What does it mean to “know?”
This word originates from the root *gno- (= to know), which is but a circular definition. An archaic synonym for the word know is wit that originates from the Old English word witan (= to know), which originates from the root *weid- (= to see). Taken together, to know means to see. It is aptly used to denote seeing in a broader sense than just visually, including any sensory perception as well as seeing something imaginary.
Knowledge basically is the same as a perspective. This word originates from the Latin words per (= through) and specere (= to see).
Knowledge has nothing to do with truth:
Everything we hear is an opinion, not a fact.
Everything we see is a perspective, not the truth.
In other words: Everything you know is a perspective, not the truth.
If you are interested in the truth, you have to listen to the German philosopher Artur Schopenhauer:
The own experience has the advantage of total certainty.
You have total certainty (which is supposed to mean truth) only within your personal horizon of experience. This horizon is, compared to the whole world with its almost eight billion people, extremely small.
If you read something, you only know the perspective of the person who wrote the text. How trustworthy is this person?

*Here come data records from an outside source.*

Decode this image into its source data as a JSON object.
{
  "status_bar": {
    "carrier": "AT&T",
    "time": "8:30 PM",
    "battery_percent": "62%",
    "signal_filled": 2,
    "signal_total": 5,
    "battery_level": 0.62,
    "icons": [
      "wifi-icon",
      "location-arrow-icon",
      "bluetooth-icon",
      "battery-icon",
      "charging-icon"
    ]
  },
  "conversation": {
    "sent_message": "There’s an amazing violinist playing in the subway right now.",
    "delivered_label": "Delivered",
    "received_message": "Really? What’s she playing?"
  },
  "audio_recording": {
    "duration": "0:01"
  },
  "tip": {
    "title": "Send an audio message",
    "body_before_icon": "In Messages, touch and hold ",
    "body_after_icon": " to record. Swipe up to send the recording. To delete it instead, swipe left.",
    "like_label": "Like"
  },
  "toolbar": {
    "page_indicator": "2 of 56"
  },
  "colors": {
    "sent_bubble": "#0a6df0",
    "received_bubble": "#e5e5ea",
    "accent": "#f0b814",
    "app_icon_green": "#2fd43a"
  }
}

Answer for yourself the question: Which of your sources of knowledge (such as books, articles, teachers, seminars, schools, etc) do you trust so much that you would risk your life?
Back to the question: What do you know about the world?

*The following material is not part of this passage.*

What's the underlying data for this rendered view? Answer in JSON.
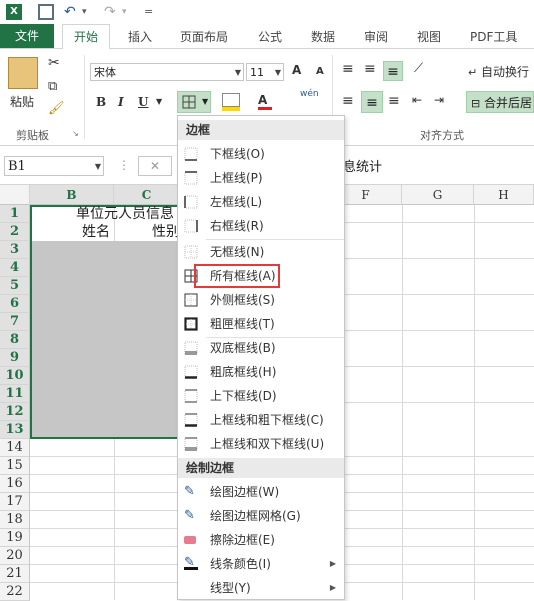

What do you know about your neighbor? What do you know about the major of your home town? What do you know about the governor of your state? What do you know about this or that actor? What do you know about this or that athlete? What do you know about the president of the USA?
You know the perspectives of your sources of knowledge – primarily the media that you use. But this has nothing to do with truth. It is only a mirror of the political, cultural, religious, or ethnic attitude of the decision-makers of these media.

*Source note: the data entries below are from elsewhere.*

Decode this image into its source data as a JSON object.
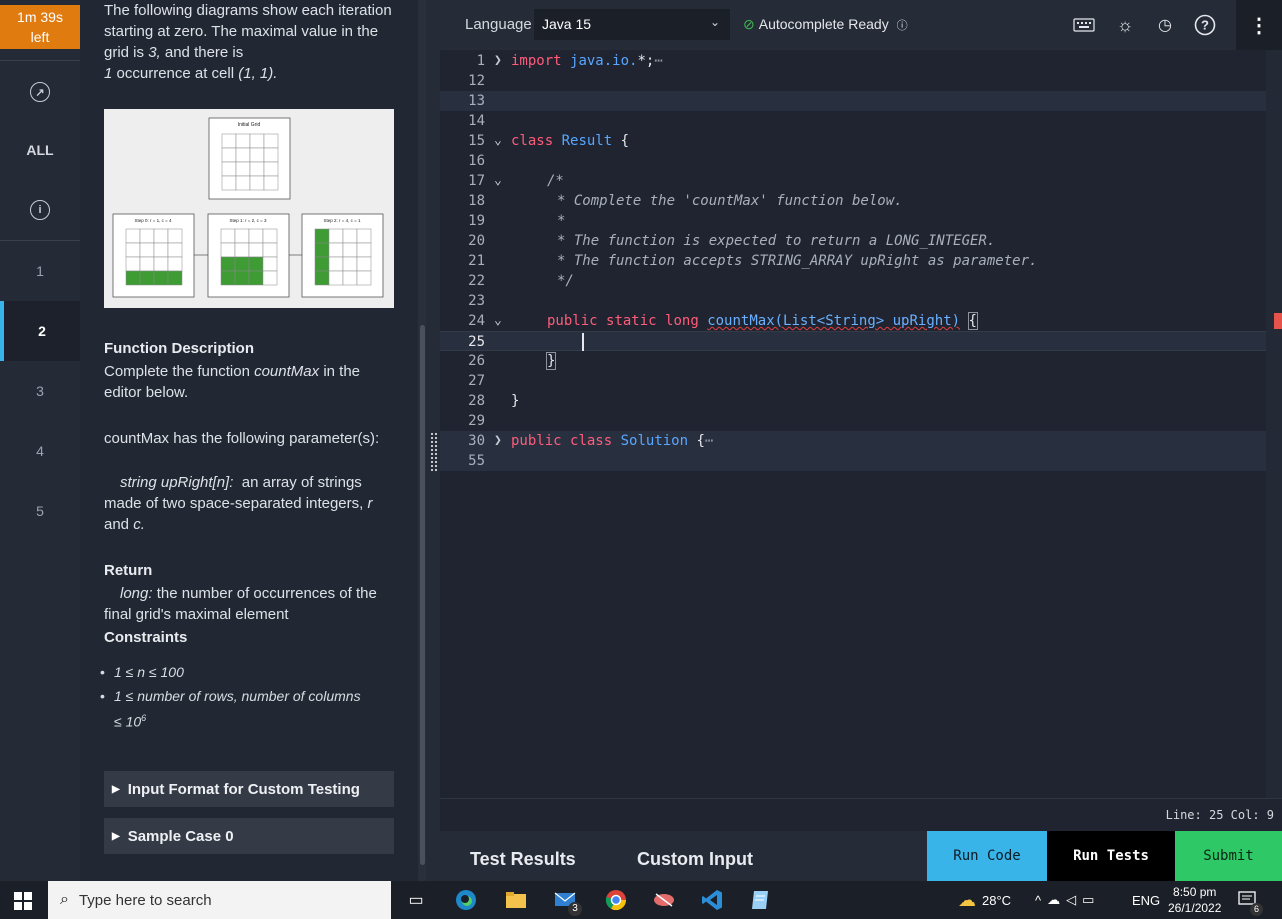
{
  "timer": {
    "line1": "1m 39s",
    "line2": "left"
  },
  "rail": {
    "all_label": "ALL",
    "questions": [
      "1",
      "2",
      "3",
      "4",
      "5"
    ],
    "active": "2"
  },
  "problem": {
    "intro": [
      "The following diagrams show each",
      "iteration starting at zero. The maximal",
      "value in the grid is",
      "3,",
      "and there is",
      "1",
      "occurrence at cell",
      "(1, 1)."
    ],
    "func_desc_heading": "Function Description",
    "func_desc_pre": "Complete the function",
    "func_desc_name": "countMax",
    "func_desc_post": "in the editor below.",
    "params_intro": "countMax has the following parameter(s):",
    "param_name": "string upRight[n]:",
    "param_desc": "an array of strings made of two space-separated integers,",
    "param_r": "r",
    "param_and": "and",
    "param_c": "c.",
    "return_heading": "Return",
    "return_type": "long:",
    "return_desc": "the number of occurrences of the final grid's maximal element",
    "constraints_heading": "Constraints",
    "constraint1": "1 ≤ n ≤ 100",
    "constraint2_a": "1 ≤ number of rows, number of columns",
    "constraint2_b": "≤ 10",
    "constraint2_exp": "6",
    "input_format": "Input Format for Custom Testing",
    "sample_case": "Sample Case 0"
  },
  "editor": {
    "language_label": "Language",
    "language_value": "Java 15",
    "autocomplete": "Autocomplete Ready",
    "status": "Line: 25 Col: 9",
    "tabs": [
      "Test Results",
      "Custom Input"
    ],
    "run_code": "Run Code",
    "run_tests": "Run Tests",
    "submit": "Submit",
    "lines": {
      "n1": "1",
      "n12": "12",
      "n13": "13",
      "n14": "14",
      "n15": "15",
      "n16": "16",
      "n17": "17",
      "n18": "18",
      "n19": "19",
      "n20": "20",
      "n21": "21",
      "n22": "22",
      "n23": "23",
      "n24": "24",
      "n25": "25",
      "n26": "26",
      "n27": "27",
      "n28": "28",
      "n29": "29",
      "n30": "30",
      "n55": "55"
    },
    "code": {
      "import_kw": "import",
      "import_pkg": "java.io.",
      "import_rest": "*;",
      "class_kw": "class",
      "class_name": "Result",
      "open_brace": "{",
      "c17": "/*",
      "c18": "* Complete the 'countMax' function below.",
      "c19": "*",
      "c20": "* The function is expected to return a LONG_INTEGER.",
      "c21": "* The function accepts STRING_ARRAY upRight as parameter.",
      "c22": "*/",
      "public_kw": "public",
      "static_kw": "static",
      "long_kw": "long",
      "method_name": "countMax(List<String> upRight)",
      "close_brace": "}",
      "class_kw2": "class",
      "solution_name": "Solution",
      "ellipsis": "⋯"
    }
  },
  "figure": {
    "initial_title": "Initial Grid",
    "step1_title": "Step 0: r = 1, c = 4",
    "step2_title": "Step 1: r = 2, c = 3",
    "step3_title": "Step 2: r = 4, c = 1",
    "accent_green": "#3f9c35"
  },
  "taskbar": {
    "search_placeholder": "Type here to search",
    "temperature": "28°C",
    "lang": "ENG",
    "time": "8:50 pm",
    "date": "26/1/2022",
    "mail_badge": "3",
    "notif_badge": "6"
  },
  "colors": {
    "timer_bg": "#e07b10",
    "run_code_bg": "#39b4e8",
    "run_tests_bg": "#000000",
    "submit_bg": "#2ec866",
    "active_rail": "#39b4e8"
  }
}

Have you ever made a personal experience about the relation between truth and media representation?
When I was about 12 years old, there was a small fire in my best friend’s house. Firefighters came and quickly extinguished the fire. The next day there was an article in the newspaper, which gave a completely different account of what had happened. I know that for sure, because my friend told me exactly what had happened – and, clearly, I trusted him more than the author of the article. The newspaper heavily dramatized the event. Why? Because a dramatic story sells …
I wrote an article about truth (“The Truth”). The quest for truth begins with accepting that more than 99% of your knowledge has nothing to do with truth.